Trabalhando-se dados também recentemente divulgados pela OIT pode-se constatar que, em
1991, a parcela do emprego das economias avançadas representava 17,5% do total do
emprego mundial e, em 2004, esta parcela era de 15,5%. A partir de 2004, porém, esse
movimento inicialmente alvissareiro, em favor dos países periféricos, cessou de ocorrer, sendo
possível prever que a digestão da crise atual pode estar degradando esse raro movimento
desconcentrador ocorrido sob a ordem internacional que vigorou nas últimas décadas.

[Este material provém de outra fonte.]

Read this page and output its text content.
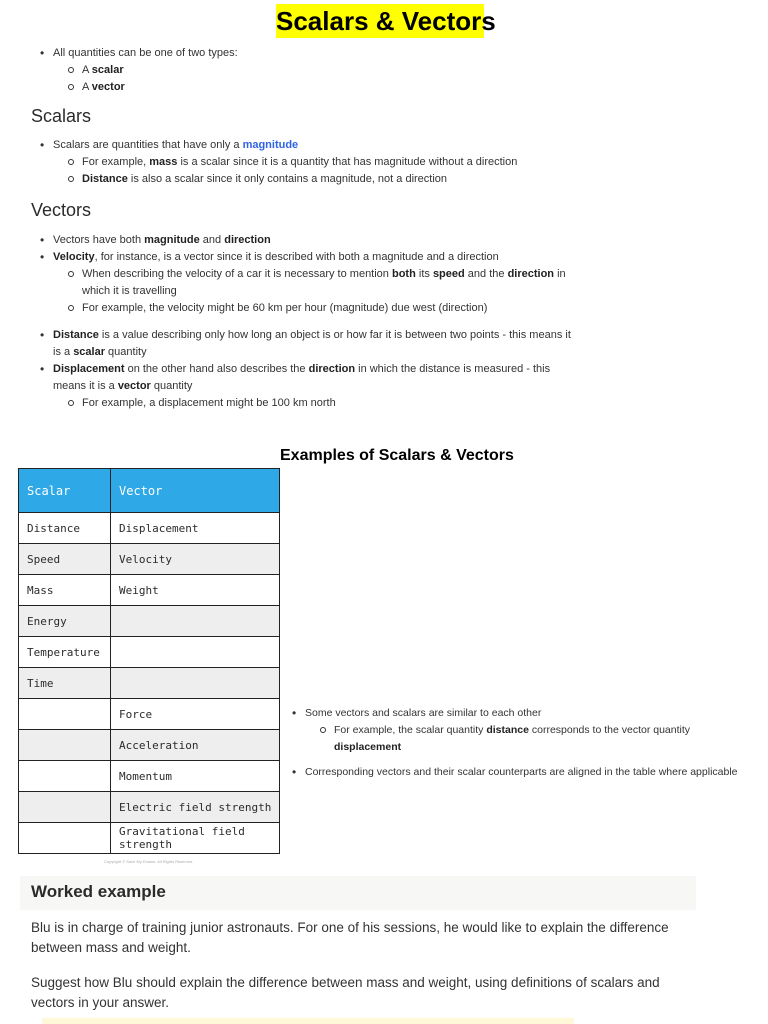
Scalars & Vectors
• All quantities can be one of two types:
A scalar
A vector
Scalars
• Scalars are quantities that have only a magnitude
For example, mass is a scalar since it is a quantity that has magnitude without a direction
Distance is also a scalar since it only contains a magnitude, not a direction
Vectors
• Vectors have both magnitude and direction
• Velocity, for instance, is a vector since it is described with both a magnitude and a direction
When describing the velocity of a car it is necessary to mention both its speed and the direction in which it is travelling
For example, the velocity might be 60 km per hour (magnitude) due west (direction)
• Distance is a value describing only how long an object is or how far it is between two points - this means it is a scalar quantity
• Displacement on the other hand also describes the direction in which the distance is measured - this means it is a vector quantity
For example, a displacement might be 100 km north
Examples of Scalars & Vectors
Scalar	Vector
Distance	Displacement
Speed	Velocity
Mass	Weight
Energy	
Temperature	
Time	
	Force
	Acceleration
	Momentum
	Electric field strength
	Gravitational field strength
Copyright © Save My Exams. All Rights Reserved
• Some vectors and scalars are similar to each other
For example, the scalar quantity distance corresponds to the vector quantity displacement
• Corresponding vectors and their scalar counterparts are aligned in the table where applicable
Worked example
Blu is in charge of training junior astronauts. For one of his sessions, he would like to explain the difference between mass and weight.
Suggest how Blu should explain the difference between mass and weight, using definitions of scalars and vectors in your answer.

A superação do Consenso de Washington, justamente celebrada por muitos, não garante
necessariamente que a mesma será sucedida por uma ordem internacional menos indigesta
para o Mundo do Trabalho. Os sinais de recuperação emitidos pelos indicadores econômicos
das últimas semanas podem contribuir para criar a ilusão de que apenas pequenas mudanças
são necessárias para retomar o processo de crescimento econômico. Mudanças profundas na
regulação dos movimentos de capitais – colocando o setor financeiro a serviço da produção –
são fundamentais para promover melhorias no Mundo do Trabalho.